記憶が正しければ、主人公の行動をより丁寧に描写しようと意識して書きました。

「店長、お先に失礼しますね」

 形式的に声をかけて店を出た。いつも死んだように寝ているから返事はないが、タイムカードは押したので問題はない。

 自転車に跨って、ペダルを踏む。途中で一気に楽になって、それから身体に当たる風が痛く感じはじめる。やはりマフラーを買うべきだろうか。そんなことを考えながら誰もいない坂を颯爽と下る。コンビニが目に入る。

 軽くブレーキをかけながらハンドルを曲げ、少し体を傾けると同時に重心を中心に保つ。駐輪スペースに入って一気にブレーキをかけた。キュと小さく音が鳴った。自転車が倒れる前に自転車から下りて、少し後輪を上げて、スタンドを立てた。

 自動ドアが開き、入店音が流れた。独りだけの店員が眠そうにいらっしゃいませと呟いた。私は彼を一瞥して真っすぐとビールコーナーに向かった。適当な数本を見繕ってレジへ向かう。

 「あの、おせちの予約をしていたものですけど」

 「あー、ええーと」

 店員は目をこすりながら奥へと入って行き、安っぽい重箱の入った袋を持ってきた。

 「あのー本当は身分証明的なのがいるんですけど、ここで予約してるの一人なんで、名前だけいいすか」

 「あ、えっと、後藤です」

 「あい、ありがとうございます。
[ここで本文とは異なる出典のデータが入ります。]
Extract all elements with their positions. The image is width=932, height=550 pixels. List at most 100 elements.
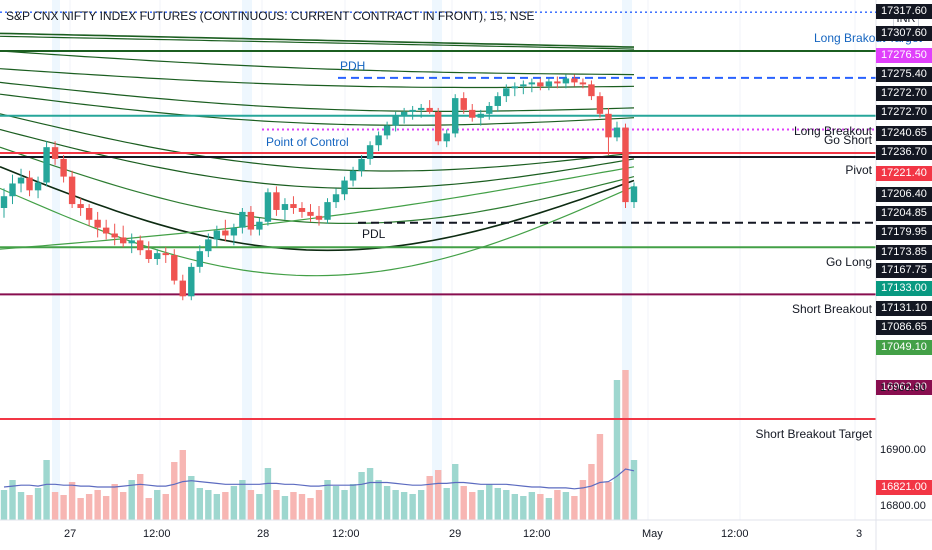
candle-body bbox=[188, 266, 195, 297]
volume-bar bbox=[315, 490, 323, 520]
candle-body bbox=[554, 81, 561, 84]
volume-bar bbox=[51, 492, 59, 520]
volume-bar bbox=[358, 472, 365, 520]
volume-bar bbox=[17, 492, 25, 520]
price-tag: 17204.85 bbox=[876, 206, 932, 221]
candle-body bbox=[179, 280, 186, 297]
volume-bar bbox=[443, 488, 450, 520]
volume-bar bbox=[562, 492, 570, 520]
volume-bar bbox=[213, 494, 221, 520]
x-tick-label: 12:00 bbox=[721, 528, 749, 540]
volume-bar bbox=[417, 490, 425, 520]
volume-bar bbox=[528, 492, 536, 520]
candle-body bbox=[111, 233, 118, 238]
ma-line bbox=[0, 68, 635, 89]
volume-bar bbox=[77, 498, 84, 520]
volume-bar bbox=[298, 494, 306, 520]
volume-bar bbox=[605, 482, 612, 520]
volume-bar bbox=[290, 492, 297, 520]
candle-body bbox=[145, 250, 152, 260]
ma-line bbox=[0, 113, 635, 172]
volume-bar bbox=[486, 484, 493, 520]
candle-body bbox=[0, 196, 8, 208]
candle-body bbox=[128, 240, 135, 244]
volume-bar bbox=[511, 494, 519, 520]
volume-bar bbox=[119, 492, 127, 520]
candle-body bbox=[537, 82, 544, 87]
level-label: Go Short bbox=[823, 133, 872, 148]
candle-body bbox=[630, 186, 638, 203]
candle-body bbox=[77, 204, 84, 208]
candle-body bbox=[332, 194, 340, 203]
volume-bar bbox=[128, 480, 135, 520]
candle-body bbox=[520, 84, 527, 87]
volume-bar bbox=[281, 496, 289, 520]
volume-bar bbox=[154, 490, 161, 520]
volume-bar bbox=[341, 490, 348, 520]
candle-body bbox=[94, 219, 101, 228]
session-band bbox=[622, 0, 632, 520]
volume-bar bbox=[256, 494, 263, 520]
candle-body bbox=[571, 78, 578, 83]
candle-body bbox=[469, 109, 476, 118]
volume-bar bbox=[264, 468, 272, 520]
level-label: Point of Control bbox=[266, 134, 349, 149]
volume-bar bbox=[60, 495, 67, 520]
price-tag: 17272.70 bbox=[876, 86, 932, 101]
chart-title: S&P CNX NIFTY INDEX FUTURES (CONTINUOUS:… bbox=[6, 9, 535, 23]
candle-body bbox=[43, 147, 50, 183]
volume-bar bbox=[622, 370, 629, 520]
y-tick-label: 16900.00 bbox=[880, 444, 926, 456]
volume-bar bbox=[409, 494, 416, 520]
candle-body bbox=[409, 109, 416, 112]
volume-bar bbox=[230, 486, 238, 520]
volume-bar bbox=[239, 480, 246, 520]
price-tag: 17131.10 bbox=[876, 301, 932, 316]
candle-body bbox=[9, 183, 16, 197]
candle-body bbox=[34, 182, 42, 191]
price-tag: 17086.65 bbox=[876, 320, 932, 335]
candle-body bbox=[417, 107, 425, 110]
volume-bar bbox=[111, 484, 118, 520]
ma-line bbox=[0, 35, 635, 50]
volume-bar bbox=[366, 468, 374, 520]
volume-bar bbox=[145, 498, 152, 520]
volume-bar bbox=[375, 480, 382, 520]
candle-body bbox=[205, 239, 212, 252]
volume-bar bbox=[503, 490, 510, 520]
candle-body bbox=[281, 204, 289, 210]
candle-body bbox=[154, 253, 161, 260]
volume-bar bbox=[400, 492, 408, 520]
candle-body bbox=[392, 115, 399, 126]
candle-body bbox=[494, 96, 501, 106]
volume-bar bbox=[171, 462, 178, 520]
volume-bar bbox=[43, 460, 50, 520]
price-tag: 17179.95 bbox=[876, 225, 932, 240]
volume-bar bbox=[588, 464, 595, 520]
candle-body bbox=[196, 251, 204, 267]
volume-bar bbox=[349, 484, 357, 520]
candle-body bbox=[596, 96, 604, 114]
candle-body bbox=[102, 227, 110, 234]
candle-body bbox=[239, 211, 246, 228]
ma-line bbox=[0, 50, 635, 76]
x-tick-label: 12:00 bbox=[332, 528, 360, 540]
level-label: PDH bbox=[340, 58, 366, 73]
candle-body bbox=[400, 111, 408, 116]
volume-bar bbox=[469, 492, 476, 520]
candle-body bbox=[68, 176, 76, 205]
volume-bar bbox=[520, 496, 527, 520]
candle-body bbox=[307, 211, 314, 216]
candle-body bbox=[162, 253, 169, 256]
volume-bar bbox=[0, 490, 8, 520]
candle-body bbox=[324, 202, 331, 220]
candle-body bbox=[315, 215, 323, 220]
candle-body bbox=[341, 180, 348, 195]
candle-body bbox=[503, 88, 510, 97]
candle-body bbox=[119, 237, 127, 244]
candle-body bbox=[434, 111, 442, 142]
candle-body bbox=[137, 240, 144, 251]
candle-body bbox=[247, 211, 255, 230]
price-tag: 16821.00 bbox=[876, 480, 932, 495]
ビールと合わせて一万三千円になります」

 高いなぁと思いつつ私は財布を取りだした。そもそもこのためにバイトのシフトを増やしたんだ。いや、正確にはこれとブランドの福袋のために。財布のファスナーを開けてお札を四枚取り出し、カルトンに置く。

 「一万三千円ちょうどお預かりします、こちらレシートです」

 ご来店ありがとうございましたー。

 袋を前のかごに入れて、ハンドルを前に押す。スタンドが外れて一気に重たくなった。ハンドルを引き、ハンドルを曲げる。Uターンしたところで自転車に跨る。

 袋を注意しながらペダルに力を入れる。不安定だったバランスが一気に安定した。

 ハンドルを右に傾けて坂を下る。少しずつ勢いが増して袋が浮きそうになる。それを片手で押さえながら少しブレーキをかける。ヤバい、止まれるかな。少し恐怖を感じる。
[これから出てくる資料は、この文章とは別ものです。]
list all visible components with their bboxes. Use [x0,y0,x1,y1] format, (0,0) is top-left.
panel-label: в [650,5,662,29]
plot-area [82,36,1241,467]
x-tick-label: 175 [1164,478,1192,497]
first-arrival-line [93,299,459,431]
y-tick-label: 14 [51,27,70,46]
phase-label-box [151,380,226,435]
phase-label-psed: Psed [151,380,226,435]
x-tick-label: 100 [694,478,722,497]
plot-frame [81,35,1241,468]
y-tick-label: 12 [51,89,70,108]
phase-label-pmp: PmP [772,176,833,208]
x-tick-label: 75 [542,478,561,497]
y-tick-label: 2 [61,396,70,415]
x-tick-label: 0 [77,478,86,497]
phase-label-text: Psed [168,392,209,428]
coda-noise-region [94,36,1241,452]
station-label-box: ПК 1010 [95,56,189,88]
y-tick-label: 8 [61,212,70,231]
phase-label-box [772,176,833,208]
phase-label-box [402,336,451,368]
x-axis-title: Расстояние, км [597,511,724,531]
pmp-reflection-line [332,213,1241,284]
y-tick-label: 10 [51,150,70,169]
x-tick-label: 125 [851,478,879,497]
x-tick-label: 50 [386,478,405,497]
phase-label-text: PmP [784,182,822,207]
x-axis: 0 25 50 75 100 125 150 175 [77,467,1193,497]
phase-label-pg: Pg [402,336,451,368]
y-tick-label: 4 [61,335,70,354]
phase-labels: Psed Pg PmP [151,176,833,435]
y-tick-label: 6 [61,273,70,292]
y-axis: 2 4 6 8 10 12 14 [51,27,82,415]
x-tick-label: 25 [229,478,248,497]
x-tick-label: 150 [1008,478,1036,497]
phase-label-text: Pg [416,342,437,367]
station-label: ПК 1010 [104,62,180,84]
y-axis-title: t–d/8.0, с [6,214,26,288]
 坂が平坦に近づき、勢いが落ち始める。ブレーキを強めてスピードを落とす。少しふらつく。おせちは大丈夫だろうか。

 アパートの駐輪場に自転車を止めた。自転車の鍵をかけ、袋を持って階段を上がった。途中でお隣の大学生とすれ違った。眠たそうだったが今から夜勤だろうか。

 かばんから部屋の鍵を取り出して差し込んだ。手首を捻るとガチャリと音がした。ドアを開いて中へ入った。

 部屋は暖かかった。電気を点けて、袋を冷蔵庫にそのまま突っ込んだ。上着を脱いでベッドに無造作に投げた。それから、自分も飛びこむ。眠たい。お風呂に入ってさっさと寝てしまおう。

 いやそれすらも面倒だ。もう今すぐ寝てしまおう。

 

 次の日、私は着信音で目を醒ました

 「ふぁい」

 『おっはよー、何してる?』

 「今起こされたところ」

 『そっかー、ごめんねー。ところでさ、大晦日って暇?グループライン見てくれたら分かるんだけど、今みんなで年越ししないかってなってて、それで美紗も最近彼氏と別れたじゃん?だから一緒にどうかなって』

 「ごめん、寝起きで全然わからない」

 『よ!う!は!一緒に年越ししようってこと!』

 「いいよ。私も暇だし。あっ小さめだけどお

せち買ったからそれ食べようよ」

 『いいじゃん、じゃあ私たちどん兵衛のそば買っていくね』

 「はーい。じゃあねー。あっ早めに来てくれたらうれしいな。ゆっくり準備したいし」

 『分かったー、朝からごめんね』


 ベッドから起きて、昨日入って無い分のお風呂に入った。ケースから服を取り出して着て、軽く化粧を済ませ携帯を弄る。年末はネタがないのかどうでもいいニュースばかりだ。一通り見終えるとバイトに向かった。

 相変わらず店長は寝ていた。私は制服に着替え、タイムカードを押した。お店に立つと丁度お店のドアが開いた。